«La mia famiglia fu fortunata: i vicini finirono nelle foibe»
Il racconto di Andrea, 72 anni, che da bimbo visse l’esodo: «In casa parlo il dialetto di Fiume per non dimenticare»
MANTOVA. Alla fine dell’intervento i suoi occhi tradivano la forte emozione nel ricordare la storia di tanti esuli fiumani, tra cui i componenti della sua famiglia: la mamma Linda, la nonna Caterina, la zia Renata emigrata in Australia e mai più rivista. Triste sorte di tanti italiani sradicati dalla loro terra.
Alla cerimonia per il Giorno del Ricordo ieri mattina (10 febbraio) a Porto Mantovano, Andrea Licon, 72 anni, dopo le parole pubbliche ha ricordato in disparte, quasi con pudore, le vicissitudini che gli hanno tramandato quei terribili giorni seguiti all’8 settembre 1943.
«Le donne erano terrorizzate, erano iniziati subito i rastrellamenti dei partigiani titini – inizia il racconto di Licon – loro si chiudevano in casa per il timore delle rappresaglie. E molte furono violentate». Il sindaco Massimo Salvarani l’ha incaricato, come consigliere comunale, di tracciare il Ricordo. Il minuto di silenzio è una fitta al cuore, scorrono le immagini di tanti drammi familiari, micro storie di sofferenza, simili alla sua.
«Mia nonna e mia madre fuggirono da Fiume dopo un periodo nel campo profughi di Scervignano – sono ancora parole del consigliere – arrivarono a Mantova nel 1948. Furono prima alloggiate nella caserma Montanara e Curtatone (l’ex sede del presidio militare, in largo 24 Maggio) e quindi nelle soffitte del palazzo del Mago, oggi adibito ad alloggi comunali. Questo fino a quando non furono pronti i palazzi di Valletta Valsecchi costruiti appositamente per noi profughi».

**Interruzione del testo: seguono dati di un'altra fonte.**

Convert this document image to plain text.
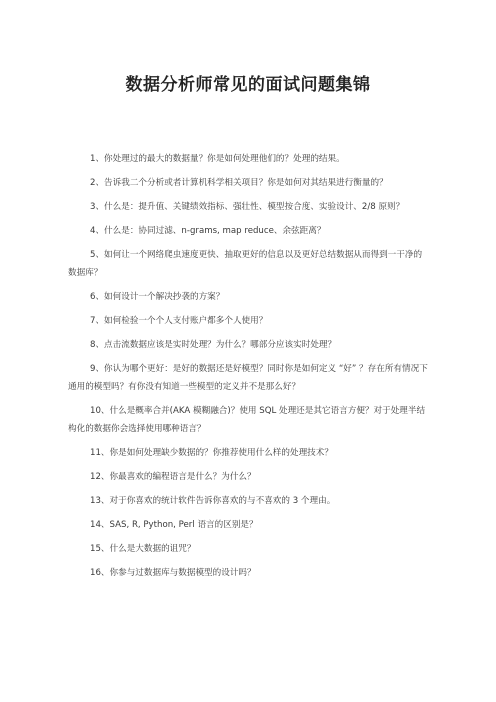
数据分析师常见的面试问题集锦
1、你处理过的最大的数据量？你是如何处理他们的？处理的结果。
2、告诉我二个分析或者计算机科学相关项目？你是如何对其结果进行衡量的？
3、什么是：提升值、关键绩效指标、强壮性、模型按合度、实验设计、2/8 原则？
4、什么是：协同过滤、n-grams, map reduce、余弦距离？
5、如何让一个网络爬虫速度更快、抽取更好的信息以及更好总结数据从而得到一干净的数据库？
6、如何设计一个解决抄袭的方案？
7、如何检验一个个人支付账户都多个人使用？
8、点击流数据应该是实时处理？为什么？哪部分应该实时处理？
9、你认为哪个更好：是好的数据还是好模型？同时你是如何定义 “好” ？存在所有情况下通用的模型吗？有你没有知道一些模型的定义并不是那么好？
10、什么是概率合并(AKA 模糊融合)？使用 SQL 处理还是其它语言方便？对于处理半结构化的数据你会选择使用哪种语言？
11、你是如何处理缺少数据的？你推荐使用什么样的处理技术？
12、你最喜欢的编程语言是什么？为什么？
13、对于你喜欢的统计软件告诉你喜欢的与不喜欢的 3 个理由。
14、SAS, R, Python, Perl 语言的区别是？
15、什么是大数据的诅咒？
16、你参与过数据库与数据模型的设计吗？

Adesso quegli edifici non ci sono più, abbattuti perché fatiscenti. È come se una testimonianza storica fosse stata rimossa. Custodita però nel cuore e nella memoria di quelli come Andrea: «In casa parlo ancora il dialetto fiumano imparato da bambino: è un modo per non dimenticare».
Quella corona appesa alla via dedicata ai Martiri delle Foibe suscita un brivido di raccapriccio. «Alcuni vicini di casa di mia nonna sparirono, si seppe dopo che erano stati infoibati. Qualche anno fa mi hanno accompagnato dove vennero recuperate decine di corpi, legati a due a due ai polsi col filo di ferro. Avevano una sola colpa, quella di essere italiani».